Numerical study of grey-body surface radiation coupled with fluid flow for general geometries using a finite volume multigrid solver

The paper presents a numerical technique for the simulation of the effects of grey-diffusive surface radiation on fluid flow using a finite volume procedure for two-dimensional (plane and axi-symmetric) geometries. The governing equations are solved sequentially, and the non-linearities and coupling of variables are accounted for through outer iterations (coefficients updates). In order to reduce the number of outer iterations, a multigrid algorithm was implemented. The radiating surface model assumes a non-participating medium, semi-transparent walls and constant elementary surface temperature and radiation fluxes. The calculation of view factors is based on the analytical evaluation for the plane geometry and numerical integration for axi-symmetric geometry.

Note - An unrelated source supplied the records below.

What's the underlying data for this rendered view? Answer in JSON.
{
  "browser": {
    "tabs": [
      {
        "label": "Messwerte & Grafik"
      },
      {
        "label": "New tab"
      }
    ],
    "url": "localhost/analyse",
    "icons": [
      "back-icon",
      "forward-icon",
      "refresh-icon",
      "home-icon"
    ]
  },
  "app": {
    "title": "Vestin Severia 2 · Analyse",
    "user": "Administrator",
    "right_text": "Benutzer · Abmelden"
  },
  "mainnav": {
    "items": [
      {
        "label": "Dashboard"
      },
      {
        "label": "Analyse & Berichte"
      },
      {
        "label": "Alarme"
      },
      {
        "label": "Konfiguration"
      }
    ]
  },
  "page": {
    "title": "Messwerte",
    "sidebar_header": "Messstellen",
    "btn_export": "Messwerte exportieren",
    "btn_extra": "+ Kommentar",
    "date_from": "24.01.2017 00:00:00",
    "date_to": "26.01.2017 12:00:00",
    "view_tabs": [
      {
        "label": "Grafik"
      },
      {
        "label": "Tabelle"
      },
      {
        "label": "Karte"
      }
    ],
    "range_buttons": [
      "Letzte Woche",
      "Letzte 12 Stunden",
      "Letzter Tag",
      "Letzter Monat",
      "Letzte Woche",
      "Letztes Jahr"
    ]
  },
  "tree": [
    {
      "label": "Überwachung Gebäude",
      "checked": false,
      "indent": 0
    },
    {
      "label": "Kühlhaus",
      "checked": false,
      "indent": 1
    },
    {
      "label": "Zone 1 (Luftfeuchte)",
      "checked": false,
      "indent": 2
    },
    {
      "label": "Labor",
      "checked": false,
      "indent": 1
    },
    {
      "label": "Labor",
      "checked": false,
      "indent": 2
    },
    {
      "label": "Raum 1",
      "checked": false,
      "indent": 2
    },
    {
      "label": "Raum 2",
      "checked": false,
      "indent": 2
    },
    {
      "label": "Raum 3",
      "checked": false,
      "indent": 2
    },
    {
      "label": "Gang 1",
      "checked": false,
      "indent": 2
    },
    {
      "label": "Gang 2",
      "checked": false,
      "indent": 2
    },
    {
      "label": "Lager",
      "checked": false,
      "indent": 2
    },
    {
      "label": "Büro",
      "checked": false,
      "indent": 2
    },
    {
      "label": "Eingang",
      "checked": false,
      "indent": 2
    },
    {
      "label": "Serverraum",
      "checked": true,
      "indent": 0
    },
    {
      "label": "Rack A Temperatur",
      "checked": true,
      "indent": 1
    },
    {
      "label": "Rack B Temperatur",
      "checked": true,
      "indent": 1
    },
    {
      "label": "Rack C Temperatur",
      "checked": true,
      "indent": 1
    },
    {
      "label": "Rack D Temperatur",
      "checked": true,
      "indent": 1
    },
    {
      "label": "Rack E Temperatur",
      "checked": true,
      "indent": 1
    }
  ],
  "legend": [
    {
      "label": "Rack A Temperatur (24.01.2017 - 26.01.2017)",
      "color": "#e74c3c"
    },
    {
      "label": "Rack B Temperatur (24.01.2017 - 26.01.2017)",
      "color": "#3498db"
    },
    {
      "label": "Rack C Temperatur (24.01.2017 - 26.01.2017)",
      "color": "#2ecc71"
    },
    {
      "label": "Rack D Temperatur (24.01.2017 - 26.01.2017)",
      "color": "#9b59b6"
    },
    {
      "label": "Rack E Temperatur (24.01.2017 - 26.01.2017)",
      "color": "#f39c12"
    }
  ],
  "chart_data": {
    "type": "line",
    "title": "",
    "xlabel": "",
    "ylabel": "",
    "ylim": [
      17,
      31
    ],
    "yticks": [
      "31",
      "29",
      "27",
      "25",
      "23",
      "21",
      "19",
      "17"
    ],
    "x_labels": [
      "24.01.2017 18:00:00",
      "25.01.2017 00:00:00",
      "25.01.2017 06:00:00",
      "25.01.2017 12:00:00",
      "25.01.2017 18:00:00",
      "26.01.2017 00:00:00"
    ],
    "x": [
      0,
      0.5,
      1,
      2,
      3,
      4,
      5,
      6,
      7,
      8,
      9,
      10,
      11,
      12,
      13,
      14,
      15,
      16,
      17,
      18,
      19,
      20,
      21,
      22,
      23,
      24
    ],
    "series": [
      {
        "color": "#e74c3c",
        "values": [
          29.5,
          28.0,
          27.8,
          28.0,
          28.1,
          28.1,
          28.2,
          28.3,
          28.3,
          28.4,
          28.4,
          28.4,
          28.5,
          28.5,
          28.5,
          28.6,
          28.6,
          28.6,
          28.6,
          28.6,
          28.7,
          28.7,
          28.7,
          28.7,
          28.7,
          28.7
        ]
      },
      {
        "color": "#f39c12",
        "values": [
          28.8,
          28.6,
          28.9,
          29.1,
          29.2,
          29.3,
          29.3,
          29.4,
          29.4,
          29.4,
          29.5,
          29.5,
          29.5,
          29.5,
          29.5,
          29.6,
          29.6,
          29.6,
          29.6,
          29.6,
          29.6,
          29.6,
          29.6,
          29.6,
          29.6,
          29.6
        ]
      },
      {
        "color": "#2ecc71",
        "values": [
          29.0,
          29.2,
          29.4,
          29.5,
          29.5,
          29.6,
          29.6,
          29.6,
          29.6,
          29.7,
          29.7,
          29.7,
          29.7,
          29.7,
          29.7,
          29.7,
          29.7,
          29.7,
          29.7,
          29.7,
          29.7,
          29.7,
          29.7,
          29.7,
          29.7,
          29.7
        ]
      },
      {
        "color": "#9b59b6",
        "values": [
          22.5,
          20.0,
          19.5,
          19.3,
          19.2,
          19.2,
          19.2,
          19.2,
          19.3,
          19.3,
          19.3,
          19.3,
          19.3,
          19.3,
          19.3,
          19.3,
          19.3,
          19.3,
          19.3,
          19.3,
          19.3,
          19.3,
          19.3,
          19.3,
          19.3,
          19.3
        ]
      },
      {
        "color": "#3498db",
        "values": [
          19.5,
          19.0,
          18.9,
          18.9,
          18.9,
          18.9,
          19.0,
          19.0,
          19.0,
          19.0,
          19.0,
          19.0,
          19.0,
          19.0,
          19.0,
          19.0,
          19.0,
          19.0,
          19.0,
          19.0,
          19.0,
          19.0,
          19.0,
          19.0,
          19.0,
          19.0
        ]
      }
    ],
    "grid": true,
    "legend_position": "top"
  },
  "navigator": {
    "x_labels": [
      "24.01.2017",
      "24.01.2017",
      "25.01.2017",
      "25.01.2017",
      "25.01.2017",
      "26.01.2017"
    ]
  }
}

A shadowing algorithm was implemented for the calculation of view factors in general geometries. The method for the calculation of view factors was first tested by comparison with available analytical solutions for a complex geometric configuration. The flow prediction code combined with radiation heat transfer was verified by comparisons with analytical one-dimensional solutions. Further test calculations were done for the flow and heat transfer in a cavity with a radiating submerged body. As an example of the capabilities of the method, transport processes in metalorganic chemical vapour deposition (MOCVD) reactors were simulated.